Old-Fashioned Chicken Pot Pie

Chicken Pot PieChicken Pot Pie is a classic Southern Dish. Being raised on a Chicken Farm, my family ate a lot of Chicken. The crispy crust with creamy veggies and chicken make a delicious meal. May this dish bring joy to your family’s table as it did to mine 🙂

For The Pie Crust:

1 Box of Jiffy Pie Crust Mix (This box makes 2 crusts)

5-6 tablespoons of Water

Tip: I sometimes use the Pillsbury Refrigerated Pie Crust Dough Rolls. Each Box comes with 2 crusts that you can roll out and fit to your pie pan. Its a quicker way and tastes really good too. But any Homemade or Store Bought Crust will work.


Mix water with Jiffy Pie Crust Mix and form dough. Divide dough into two balls. Roll one ball out to form a pie crust and fit it to the pie pan. Bake for 10 minutes at 350F and let cool. Roll the other ball of dough out and top the pie with this piece of dough after adding the filling.

Pie Filling:

(1) 2-3 pound Whole Chicken cut up into Breasts, Thighs, Wings, Legs

2 Medium Sized Potatoes peeled & diced

3-4 cups of Frozen Mixed Vegetables thawed (you can also do specific vegetables such as 1 cup of Corn, Carrots, Peas ect.) (I always add 1 cup of chopped Frozen Broccoli, but that’s optional).

½ Onion diced

½ cup of Heavy Whipping Cream

½ cup of Chicken Broth

2 tablespoons of Butter

2 cans of Cream of Chicken Soup (10 ounces Each)

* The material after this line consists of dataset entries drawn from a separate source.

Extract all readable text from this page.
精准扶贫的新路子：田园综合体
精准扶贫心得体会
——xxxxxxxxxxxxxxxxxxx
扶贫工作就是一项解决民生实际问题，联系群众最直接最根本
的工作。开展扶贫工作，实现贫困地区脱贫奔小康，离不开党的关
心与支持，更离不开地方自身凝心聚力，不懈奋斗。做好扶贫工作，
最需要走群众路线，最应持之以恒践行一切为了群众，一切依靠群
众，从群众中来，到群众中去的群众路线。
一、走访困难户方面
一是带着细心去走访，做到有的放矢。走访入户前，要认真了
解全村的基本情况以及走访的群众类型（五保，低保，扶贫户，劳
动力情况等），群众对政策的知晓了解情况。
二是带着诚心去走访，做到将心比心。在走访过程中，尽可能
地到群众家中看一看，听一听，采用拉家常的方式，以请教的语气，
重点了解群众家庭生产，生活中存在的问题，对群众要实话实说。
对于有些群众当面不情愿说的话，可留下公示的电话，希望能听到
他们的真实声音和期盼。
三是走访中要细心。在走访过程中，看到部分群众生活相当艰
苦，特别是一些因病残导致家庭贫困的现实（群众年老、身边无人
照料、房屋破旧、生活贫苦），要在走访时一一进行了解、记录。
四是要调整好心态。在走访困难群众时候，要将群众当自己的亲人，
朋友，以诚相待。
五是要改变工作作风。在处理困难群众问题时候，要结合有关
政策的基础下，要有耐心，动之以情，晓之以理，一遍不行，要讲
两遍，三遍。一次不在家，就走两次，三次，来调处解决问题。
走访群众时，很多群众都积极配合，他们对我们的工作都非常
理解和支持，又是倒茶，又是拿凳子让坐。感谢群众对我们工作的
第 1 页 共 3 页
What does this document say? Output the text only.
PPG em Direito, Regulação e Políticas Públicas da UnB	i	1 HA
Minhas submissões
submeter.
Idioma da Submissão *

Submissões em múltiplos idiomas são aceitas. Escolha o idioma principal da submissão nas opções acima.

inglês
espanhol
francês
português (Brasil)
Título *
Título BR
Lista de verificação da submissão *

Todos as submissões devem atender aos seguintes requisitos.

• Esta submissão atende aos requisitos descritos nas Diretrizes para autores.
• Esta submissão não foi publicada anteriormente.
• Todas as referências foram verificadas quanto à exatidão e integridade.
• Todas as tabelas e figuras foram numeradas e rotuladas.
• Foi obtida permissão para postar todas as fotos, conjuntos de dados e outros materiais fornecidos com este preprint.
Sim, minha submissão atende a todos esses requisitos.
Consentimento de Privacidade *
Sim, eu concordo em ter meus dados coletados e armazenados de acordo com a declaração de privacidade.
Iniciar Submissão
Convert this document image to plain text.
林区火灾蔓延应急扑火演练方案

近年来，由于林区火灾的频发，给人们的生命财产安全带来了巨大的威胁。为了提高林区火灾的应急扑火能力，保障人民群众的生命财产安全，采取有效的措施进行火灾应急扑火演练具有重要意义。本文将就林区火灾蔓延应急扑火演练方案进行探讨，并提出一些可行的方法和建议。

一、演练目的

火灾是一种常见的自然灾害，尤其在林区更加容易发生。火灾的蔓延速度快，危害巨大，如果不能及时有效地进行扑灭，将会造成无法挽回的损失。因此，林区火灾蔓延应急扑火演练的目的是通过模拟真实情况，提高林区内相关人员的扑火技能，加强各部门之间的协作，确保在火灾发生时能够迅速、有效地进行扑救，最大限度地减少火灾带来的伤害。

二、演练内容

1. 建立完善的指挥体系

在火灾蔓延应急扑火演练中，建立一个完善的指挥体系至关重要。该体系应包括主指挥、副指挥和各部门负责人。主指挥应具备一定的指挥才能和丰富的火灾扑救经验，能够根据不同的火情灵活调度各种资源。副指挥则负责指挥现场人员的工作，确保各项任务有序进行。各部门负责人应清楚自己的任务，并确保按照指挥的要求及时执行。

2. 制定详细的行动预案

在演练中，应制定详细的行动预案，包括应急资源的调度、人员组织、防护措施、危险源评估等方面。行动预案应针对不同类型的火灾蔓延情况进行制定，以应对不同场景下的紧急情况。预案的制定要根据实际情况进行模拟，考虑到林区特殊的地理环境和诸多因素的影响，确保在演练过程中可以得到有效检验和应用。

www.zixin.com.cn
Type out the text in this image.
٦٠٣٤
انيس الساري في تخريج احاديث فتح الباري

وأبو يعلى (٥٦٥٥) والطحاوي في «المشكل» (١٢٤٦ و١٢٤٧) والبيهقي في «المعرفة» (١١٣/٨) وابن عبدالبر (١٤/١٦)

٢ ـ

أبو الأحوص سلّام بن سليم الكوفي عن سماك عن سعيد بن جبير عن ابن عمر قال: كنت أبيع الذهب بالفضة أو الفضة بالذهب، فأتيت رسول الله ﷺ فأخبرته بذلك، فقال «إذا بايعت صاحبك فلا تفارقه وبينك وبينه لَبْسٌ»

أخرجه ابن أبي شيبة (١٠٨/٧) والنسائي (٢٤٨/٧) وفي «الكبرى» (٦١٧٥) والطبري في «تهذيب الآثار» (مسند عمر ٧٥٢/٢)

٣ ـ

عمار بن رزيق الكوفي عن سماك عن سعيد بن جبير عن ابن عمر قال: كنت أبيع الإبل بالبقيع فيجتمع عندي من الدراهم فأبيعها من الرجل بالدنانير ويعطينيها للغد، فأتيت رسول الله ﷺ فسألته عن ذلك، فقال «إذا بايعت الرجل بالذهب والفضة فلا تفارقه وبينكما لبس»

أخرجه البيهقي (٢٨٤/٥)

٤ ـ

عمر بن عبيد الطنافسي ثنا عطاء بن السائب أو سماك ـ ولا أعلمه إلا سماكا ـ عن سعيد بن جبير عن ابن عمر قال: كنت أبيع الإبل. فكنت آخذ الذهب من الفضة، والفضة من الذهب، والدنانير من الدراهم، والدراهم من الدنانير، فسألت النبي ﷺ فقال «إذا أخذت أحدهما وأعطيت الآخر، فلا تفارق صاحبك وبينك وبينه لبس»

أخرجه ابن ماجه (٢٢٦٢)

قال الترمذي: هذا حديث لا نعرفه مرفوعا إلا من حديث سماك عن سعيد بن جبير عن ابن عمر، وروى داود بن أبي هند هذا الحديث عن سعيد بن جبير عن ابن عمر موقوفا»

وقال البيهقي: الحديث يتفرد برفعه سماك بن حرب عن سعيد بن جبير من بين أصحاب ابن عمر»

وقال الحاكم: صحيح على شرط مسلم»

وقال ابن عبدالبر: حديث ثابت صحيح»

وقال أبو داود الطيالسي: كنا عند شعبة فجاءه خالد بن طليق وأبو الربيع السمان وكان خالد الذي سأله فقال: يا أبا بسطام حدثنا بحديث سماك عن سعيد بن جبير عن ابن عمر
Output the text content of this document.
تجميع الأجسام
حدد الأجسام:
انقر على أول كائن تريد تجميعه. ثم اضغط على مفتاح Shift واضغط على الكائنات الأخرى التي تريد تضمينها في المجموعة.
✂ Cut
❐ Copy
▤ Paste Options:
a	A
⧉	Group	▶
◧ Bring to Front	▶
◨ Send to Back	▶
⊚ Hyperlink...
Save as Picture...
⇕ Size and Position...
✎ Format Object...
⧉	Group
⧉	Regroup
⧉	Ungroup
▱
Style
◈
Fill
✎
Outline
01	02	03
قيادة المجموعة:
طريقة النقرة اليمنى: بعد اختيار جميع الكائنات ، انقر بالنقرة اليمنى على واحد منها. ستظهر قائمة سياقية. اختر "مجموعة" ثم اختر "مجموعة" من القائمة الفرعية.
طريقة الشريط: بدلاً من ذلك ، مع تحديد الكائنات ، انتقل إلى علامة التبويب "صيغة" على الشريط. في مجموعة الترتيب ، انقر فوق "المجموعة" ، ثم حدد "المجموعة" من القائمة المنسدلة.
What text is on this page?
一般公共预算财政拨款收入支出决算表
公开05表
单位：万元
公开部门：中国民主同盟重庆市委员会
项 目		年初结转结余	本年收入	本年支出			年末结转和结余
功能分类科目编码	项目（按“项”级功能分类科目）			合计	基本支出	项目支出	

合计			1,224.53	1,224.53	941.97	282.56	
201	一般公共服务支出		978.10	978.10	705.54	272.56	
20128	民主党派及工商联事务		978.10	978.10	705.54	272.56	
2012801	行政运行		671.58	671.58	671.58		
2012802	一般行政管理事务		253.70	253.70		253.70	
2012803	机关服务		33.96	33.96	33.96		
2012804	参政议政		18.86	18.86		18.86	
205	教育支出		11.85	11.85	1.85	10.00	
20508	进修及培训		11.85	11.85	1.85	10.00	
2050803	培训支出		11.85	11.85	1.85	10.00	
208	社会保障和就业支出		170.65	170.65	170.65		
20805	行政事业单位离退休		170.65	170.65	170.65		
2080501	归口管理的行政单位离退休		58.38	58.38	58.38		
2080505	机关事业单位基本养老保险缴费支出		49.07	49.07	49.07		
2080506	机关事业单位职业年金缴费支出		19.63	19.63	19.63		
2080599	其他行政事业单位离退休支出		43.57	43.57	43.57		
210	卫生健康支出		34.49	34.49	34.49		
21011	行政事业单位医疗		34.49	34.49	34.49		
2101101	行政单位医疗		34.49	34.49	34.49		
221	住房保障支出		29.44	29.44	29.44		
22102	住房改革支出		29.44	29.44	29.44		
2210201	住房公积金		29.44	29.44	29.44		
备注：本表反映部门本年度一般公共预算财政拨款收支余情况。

Salt & Black Pepper for Taste


Cook Chicken and remove from bone. You can bake or boil your chicken. I boil my chicken. Place the chicken into a large pot and cover with water. Add a pinch of Salt to the Water. Bring to a boil then reduce heat to medium-low. Let Chicken cook for 45 minutes. Let Chicken cool then remove chicken from bones. Shred Chicken into pieces. Tip: I sometimes use a cooked Rotisserie Chicken from the local grocery store for a quicker pot pie.

In a soup pot, add the Heavy Cream, Chicken Broth, Onion and Butter. Simmer for 2-3 minutes until warm and well mixed. Then whisk in Cream of Chicken Soup. Simmer and stir for another 1-2 minutes. In the mean time, boil diced potatoes until almost tender and strain from water (about 15 minutes). This helps the potatoes to cook faster. In a large bowl, mix potatoes, mixed vegetables, chicken, and the cream of chicken soup mixture from the stove. Mix well and season with salt and black pepper. Pour into pie crust and smooth out into the crust. Top with another pie crust dough or slice the rolled out pie crust dough into strips. Use the sliced strips to make a lattice design on top of the pot pie. Bake for 30-35 minutes at 350F. Let pot pie set for about 10 minutes before slicing.